This week, one test of how far Artificial Intelligence (AI) has come will happen in Seoul: a five-day battle between man and machine for supremacy in the 3,000-year-old Chinese board game Go.
Said to be the most complex game ever designed, with an incomputable number of move options, Go requires human-like "intuition" to prevail.
"If the machine wins, it will be an important symbolic moment," AI expert Jean-Gabriel Ganascia of the Pierre and Marie Curie University in Paris told AFP.
"Until now, the game of Go has been problematic for computers as there are too many possible moves to develop an all-encompassing database of possibilities, as for chess."
Go reputedly has more possible board configurations than there are atoms in the Universe.
This fiendish complexity meant that mastery of the game by a computer was at least a decade away - or so it was thought.
The assumption began to crack when, last October, Google's AlphaGo programme beat Europe's human champion, Fan Hui.
Google has now upped the stakes, and will put its machine through the ultimate wringer in a marathon match kicking off Wednesday against South Korean Lee Sedol, who has held the world crown for a decade.
Intelligence of simplicity
Game-playing is a crucial measure of AI progress - it shows that a machine can execute a certain "intellectual" task better than the humans who created it.
Key moments included IBM's Deep Blue defeating chess Grandmaster Garry Kasparov in 1997 and the Watson supercomputer outwitting humans in the TV quiz show Jeopardy in 2011.
But AlphaGo is different.
It is partly self-taught - having played millions of games against itself after initial programming to hone its tactics through trial and error.
"AlphaGo is really more interesting than either Deep Blue or Watson, because the algorithms it uses are potentially more general-purpose," said Nick Bostrom of Oxford University's Future of Humanity Institute.
(Also see: Google Mastered a Game That Vexed Scientists - and Their Machines - for Decades)
Creating "general" or multi-purpose, rather than "narrow", task-specific intelligence, is the ultimate goal in AI - something resembling human reasoning based on a variety of inputs.
"General intelligence is about being good at achieving one's goals when solving problems that are new, and perhaps not well-defined," Bostrom's colleague Anders Sandberg told AFP.
"So if the machine can do new things when needed, then it has 'true' intelligence'."
In the case of Go, Google developers realised a more "human-like" approach would win over brute computing power.
To this end, AlphaGo uses two sets of "deep neural networks" containing millions of connections similar to neurons in the brain.
It is able to predict a winner from each move, thus reducing the search base to manageable levels - something co-creator David Silver has described as "more akin to imagination".
Master or servant?
What if we manage to build a truly smart machine?
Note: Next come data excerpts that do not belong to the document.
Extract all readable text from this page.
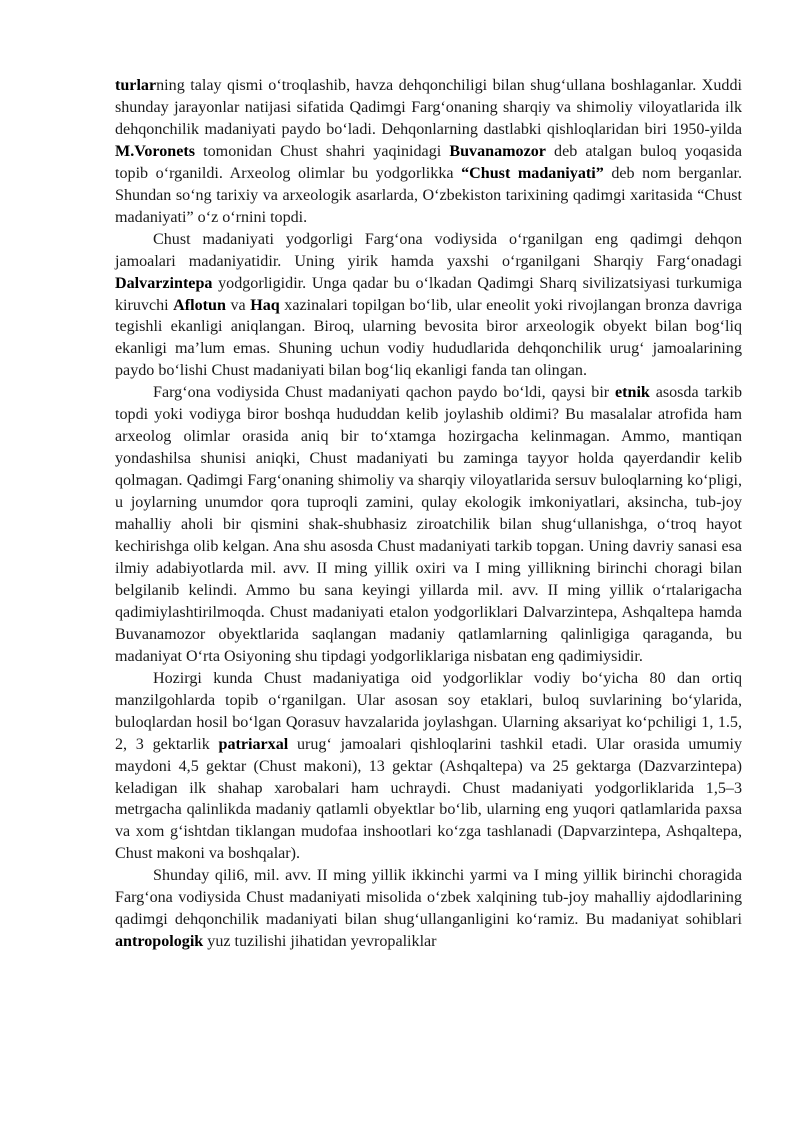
turlarning talay qismi o‘troqlashib, havza dehqonchiligi bilan shug‘ullana boshlaganlar. Xuddi shunday jarayonlar natijasi sifatida Qadimgi Farg‘onaning sharqiy va shimoliy viloyatlarida ilk dehqonchilik madaniyati paydo bo‘ladi. Dehqonlarning dastlabki qishloqlaridan biri 1950-yilda M.Voronets tomonidan Chust shahri yaqinidagi Buvanamozor deb atalgan buloq yoqasida topib o‘rganildi. Arxeolog olimlar bu yodgorlikka “Chust madaniyati” deb nom berganlar. Shundan so‘ng tarixiy va arxeologik asarlarda, O‘zbekiston tarixining qadimgi xaritasida “Chust madaniyati” o‘z o‘rnini topdi.

Chust madaniyati yodgorligi Farg‘ona vodiysida o‘rganilgan eng qadimgi dehqon jamoalari madaniyatidir. Uning yirik hamda yaxshi o‘rganilgani Sharqiy Farg‘onadagi Dalvarzintepa yodgorligidir. Unga qadar bu o‘lkadan Qadimgi Sharq sivilizatsiyasi turkumiga kiruvchi Aflotun va Haq xazinalari topilgan bo‘lib, ular eneolit yoki rivojlangan bronza davriga tegishli ekanligi aniqlangan. Biroq, ularning bevosita biror arxeologik obyekt bilan bog‘liq ekanligi ma’lum emas. Shuning uchun vodiy hududlarida dehqonchilik urug‘ jamoalarining paydo bo‘lishi Chust madaniyati bilan bog‘liq ekanligi fanda tan olingan.

Farg‘ona vodiysida Chust madaniyati qachon paydo bo‘ldi, qaysi bir etnik asosda tarkib topdi yoki vodiyga biror boshqa hududdan kelib joylashib oldimi? Bu masalalar atrofida ham arxeolog olimlar orasida aniq bir to‘xtamga hozirgacha kelinmagan. Ammo, mantiqan yondashilsa shunisi aniqki, Chust madaniyati bu zaminga tayyor holda qayerdandir kelib qolmagan. Qadimgi Farg‘onaning shimoliy va sharqiy viloyatlarida sersuv buloqlarning ko‘pligi, u joylarning unumdor qora tuproqli zamini, qulay ekologik imkoniyatlari, aksincha, tub-joy mahalliy aholi bir qismini shak-shubhasiz ziroatchilik bilan shug‘ullanishga, o‘troq hayot kechirishga olib kelgan. Ana shu asosda Chust madaniyati tarkib topgan. Uning davriy sanasi esa ilmiy adabiyotlarda mil. avv. II ming yillik oxiri va I ming yillikning birinchi choragi bilan belgilanib kelindi. Ammo bu sana keyingi yillarda mil. avv. II ming yillik o‘rtalarigacha qadimiylashtirilmoqda. Chust madaniyati etalon yodgorliklari Dalvarzintepa, Ashqaltepa hamda Buvanamozor obyektlarida saqlangan madaniy qatlamlarning qalinligiga qaraganda, bu madaniyat O‘rta Osiyoning shu tipdagi yodgorliklariga nisbatan eng qadimiysidir.

Hozirgi kunda Chust madaniyatiga oid yodgorliklar vodiy bo‘yicha 80 dan ortiq manzilgohlarda topib o‘rganilgan. Ular asosan soy etaklari, buloq suvlarining bo‘ylarida, buloqlardan hosil bo‘lgan Qorasuv havzalarida joylashgan. Ularning aksariyat ko‘pchiligi 1, 1.5, 2, 3 gektarlik patriarxal urug‘ jamoalari qishloqlarini tashkil etadi. Ular orasida umumiy maydoni 4,5 gektar (Chust makoni), 13 gektar (Ashqaltepa) va 25 gektarga (Dazvarzintepa) keladigan ilk shahap xarobalari ham uchraydi. Chust madaniyati yodgorliklarida 1,5–3 metrgacha qalinlikda madaniy qatlamli obyektlar bo‘lib, ularning eng yuqori qatlamlarida paxsa va xom g‘ishtdan tiklangan mudofaa inshootlari ko‘zga tashlanadi (Dapvarzintepa, Ashqaltepa, Chust makoni va boshqalar).

Shunday qili6, mil. avv. II ming yillik ikkinchi yarmi va I ming yillik birinchi choragida Farg‘ona vodiysida Chust madaniyati misolida o‘zbek xalqining tub-joy mahalliy ajdodlarining qadimgi dehqonchilik madaniyati bilan shug‘ullanganligini ko‘ramiz. Bu madaniyat sohiblari antropologik yuz tuzilishi jihatidan yevropaliklar
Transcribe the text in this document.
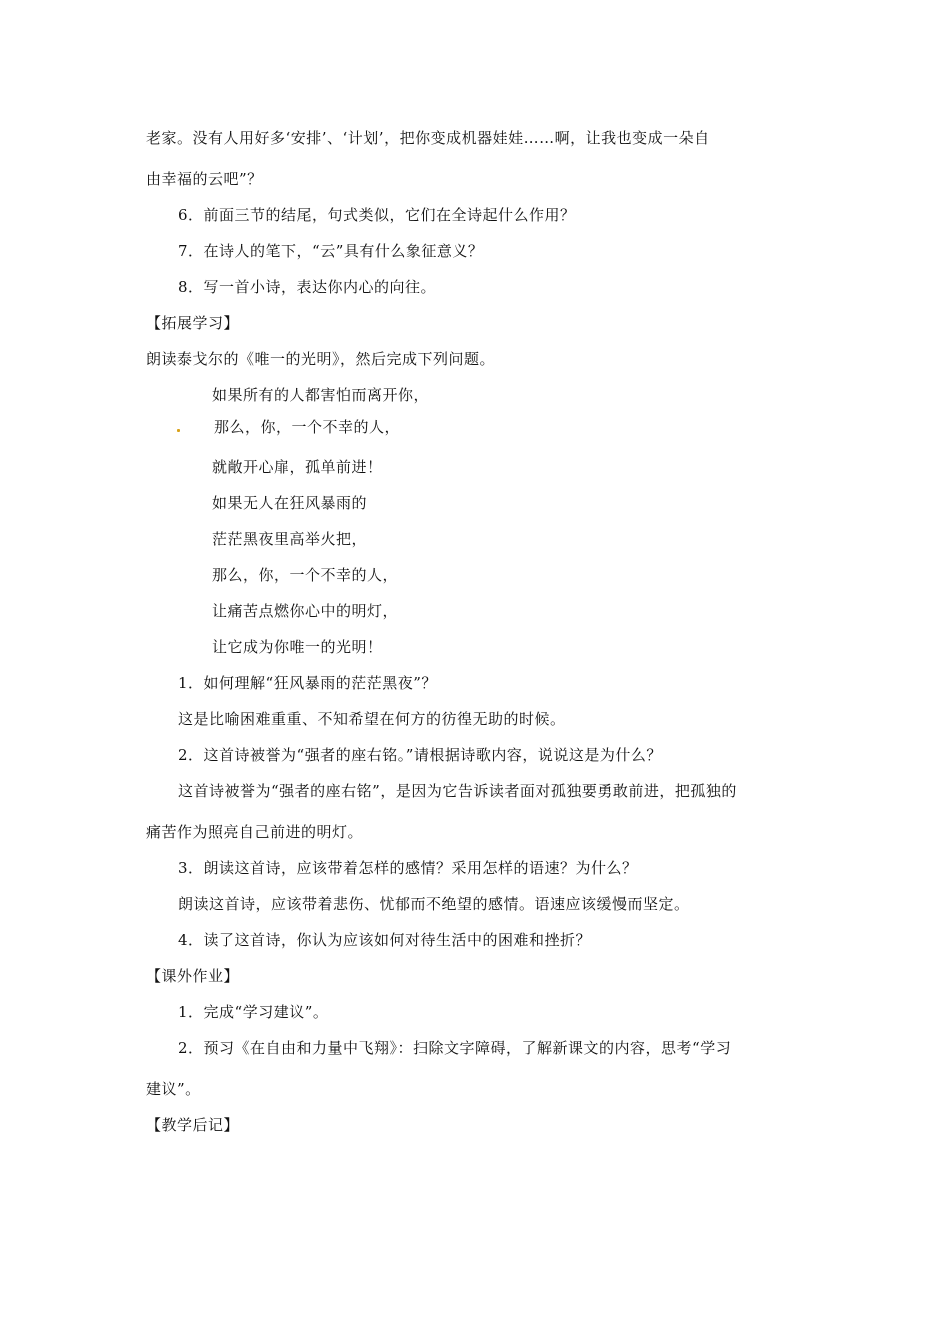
老家。没有人用好多‘安排’、‘计划’，把你变成机器娃娃……啊，让我也变成一朵自
由幸福的云吧”？
6．前面三节的结尾，句式类似，它们在全诗起什么作用？
7．在诗人的笔下，“云”具有什么象征意义？
8．写一首小诗，表达你内心的向往。
【拓展学习】
朗读泰戈尔的《唯一的光明》，然后完成下列问题。
如果所有的人都害怕而离开你，
那么，你，一个不幸的人，
就敞开心扉，孤单前进！
如果无人在狂风暴雨的
茫茫黑夜里高举火把，
那么，你，一个不幸的人，
让痛苦点燃你心中的明灯，
让它成为你唯一的光明！
1．如何理解“狂风暴雨的茫茫黑夜”？
这是比喻困难重重、不知希望在何方的彷徨无助的时候。
2．这首诗被誉为“强者的座右铭。”请根据诗歌内容，说说这是为什么？
这首诗被誉为“强者的座右铭”，是因为它告诉读者面对孤独要勇敢前进，把孤独的
痛苦作为照亮自己前进的明灯。
3．朗读这首诗，应该带着怎样的感情？采用怎样的语速？为什么？
朗读这首诗，应该带着悲伤、忧郁而不绝望的感情。语速应该缓慢而坚定。
4．读了这首诗，你认为应该如何对待生活中的困难和挫折？
【课外作业】
1．完成“学习建议”。
2．预习《在自由和力量中飞翔》：扫除文字障碍，了解新课文的内容，思考“学习
建议”。
【教学后记】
For some, it means a world in which robots take care of our sick, fly and drive us around safely, stock our fridges, plan our holidays, and do hazardous jobs humans should not or will not do.
For others, it evokes apocalyptic images in which hostile machines are in charge.
Physicist Stephen Hawking is among the leading voices of caution.
"Computers are likely to overtake humans in intelligence at some point in the next 100 years," he told a conference of global thinkers last May.
"One can imagine such technology outsmarting financial markets, out-inventing human researchers, out-manipulating human leaders and potentially subduing us with weapons we cannot even understand," he warned in a video posted online.
For Sandberg, it will be up to us to teach intelligent computers certain "values".
"When AI becomes comparable to human intelligence in important areas, then not only human intentions matter but also what values are built into the system," he warned.
There are more than 10 million robots in the world today, according to Bostrom - everything from rescuers and surgical assistants, home-cleaners, route-finders, lawn-mowers and factory workers, even pets.
And while some machines may beat us at Checkers or maths, some experts think robots may never rival humans in some aspects of "true" intelligence.
Things like "common sense" or humour may never be reproducible, said Ganascia.
"We can imagine that in the future, ever more tasks will be executed by machines better than by humans," he said.
"But that does not mean that machines will be able to automate everything that our cognitive faculties allow us to do. In my view, this is a limitation that keeps the scientific discipline of AI in check."